Gore No Fount of Wisdom

After watching a documentary on Gore Vidal last night, I was reminded of my late hero's unwise traffic with Timothy McVeigh. I think Gore was a whore for attention and lacked discretion in distinguishing good attention from bad attention. I think Gore gained nothing by that traffic and gave his ideological opponents a gift that keeps on giving. Perhaps Gore had grown decrepit in his old age and lost some of his judgement or perhaps his decisions were all in character. Killing a bunch of people should not be a means to get attention for a cause, or else civilization is truly dead. The terrorist committed an act of war, and there is not much to discuss about war. War is answered by war, violence begets violence and so on.

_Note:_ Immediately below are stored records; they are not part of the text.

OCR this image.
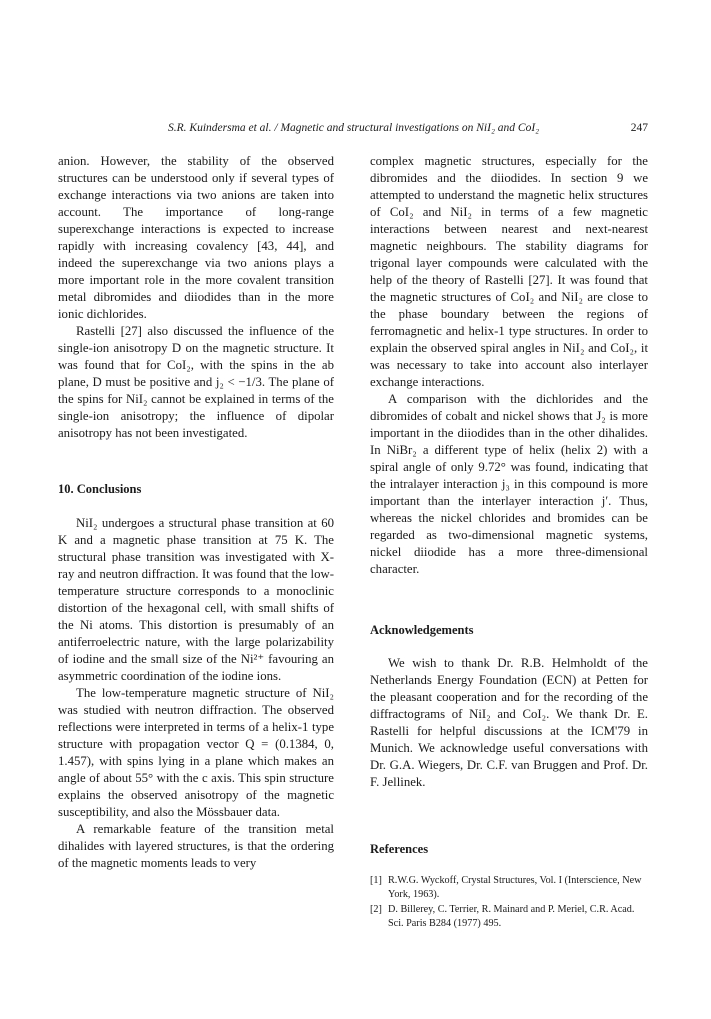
S.R. Kuindersma et al. / Magnetic and structural investigations on NiI₂ and CoI₂	247

anion. However, the stability of the observed structures can be understood only if several types of exchange interactions via two anions are taken into account. The importance of long-range superexchange interactions is expected to increase rapidly with increasing covalency [43, 44], and indeed the superexchange via two anions plays a more important role in the more covalent transition metal dibromides and diiodides than in the more ionic dichlorides.

Rastelli [27] also discussed the influence of the single-ion anisotropy D on the magnetic structure. It was found that for CoI₂, with the spins in the ab plane, D must be positive and j₂ < −1/3. The plane of the spins for NiI₂ cannot be explained in terms of the single-ion anisotropy; the influence of dipolar anisotropy has not been investigated.

10. Conclusions

NiI₂ undergoes a structural phase transition at 60 K and a magnetic phase transition at 75 K. The structural phase transition was investigated with X-ray and neutron diffraction. It was found that the low-temperature structure corresponds to a monoclinic distortion of the hexagonal cell, with small shifts of the Ni atoms. This distortion is presumably of an antiferroelectric nature, with the large polarizability of iodine and the small size of the Ni²⁺ favouring an asymmetric coordination of the iodine ions.

The low-temperature magnetic structure of NiI₂ was studied with neutron diffraction. The observed reflections were interpreted in terms of a helix-1 type structure with propagation vector Q = (0.1384, 0, 1.457), with spins lying in a plane which makes an angle of about 55° with the c axis. This spin structure explains the observed anisotropy of the magnetic susceptibility, and also the Mössbauer data.

A remarkable feature of the transition metal dihalides with layered structures, is that the ordering of the magnetic moments leads to very

complex magnetic structures, especially for the dibromides and the diiodides. In section 9 we attempted to understand the magnetic helix structures of CoI₂ and NiI₂ in terms of a few magnetic interactions between nearest and next-nearest magnetic neighbours. The stability diagrams for trigonal layer compounds were calculated with the help of the theory of Rastelli [27]. It was found that the magnetic structures of CoI₂ and NiI₂ are close to the phase boundary between the regions of ferromagnetic and helix-1 type structures. In order to explain the observed spiral angles in NiI₂ and CoI₂, it was necessary to take into account also interlayer exchange interactions.

A comparison with the dichlorides and the dibromides of cobalt and nickel shows that J₂ is more important in the diiodides than in the other dihalides. In NiBr₂ a different type of helix (helix 2) with a spiral angle of only 9.72° was found, indicating that the intralayer interaction j₃ in this compound is more important than the interlayer interaction j′. Thus, whereas the nickel chlorides and bromides can be regarded as two-dimensional magnetic systems, nickel diiodide has a more three-dimensional character.

Acknowledgements

We wish to thank Dr. R.B. Helmholdt of the Netherlands Energy Foundation (ECN) at Petten for the pleasant cooperation and for the recording of the diffractograms of NiI₂ and CoI₂. We thank Dr. E. Rastelli for helpful discussions at the ICM'79 in Munich. We acknowledge useful conversations with Dr. G.A. Wiegers, Dr. C.F. van Bruggen and Prof. Dr. F. Jellinek.

References

[1] R.W.G. Wyckoff, Crystal Structures, Vol. I (Interscience, New York, 1963).
[2] D. Billerey, C. Terrier, R. Mainard and P. Meriel, C.R. Acad. Sci. Paris B284 (1977) 495.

Viewing clips of Gore through the years, I agree with others in finding him foremost an entertainer, secondly a critic, and only last a philosopher. Many things that he said do ring true, but he exaggerated for dramatic effect, as writers like to do to stave off their nemesis, the reader's boredom. I think Gore could have chosen his battles more carefully, but then would Gore have still been Gore, and would anyone have ever heard of him at all? Perhaps he reckoned on accruing occasional setbacks in seeking the greater goal of achieving notoriety and success as an entertainer. I would not make the mistake of asserting that Gore was wise however. Clever, yes, very, and cunning as well. Perhaps he was wise in the sense that his personal life seemed surprisingly neat and solid. He never wanted for money, and his relationship with his partner endured to his death. He seemed quite content and lived to a ripe old age, enjoying the admiration of a legion of fans right to the end. In reading Gore, I think it is important to perceive that he exaggerates and sometimes takes extreme positions that seem far out on a limb because he is a performer, an entertainer that is doing his best to engage an audience that he may indeed hold in some secret contempt.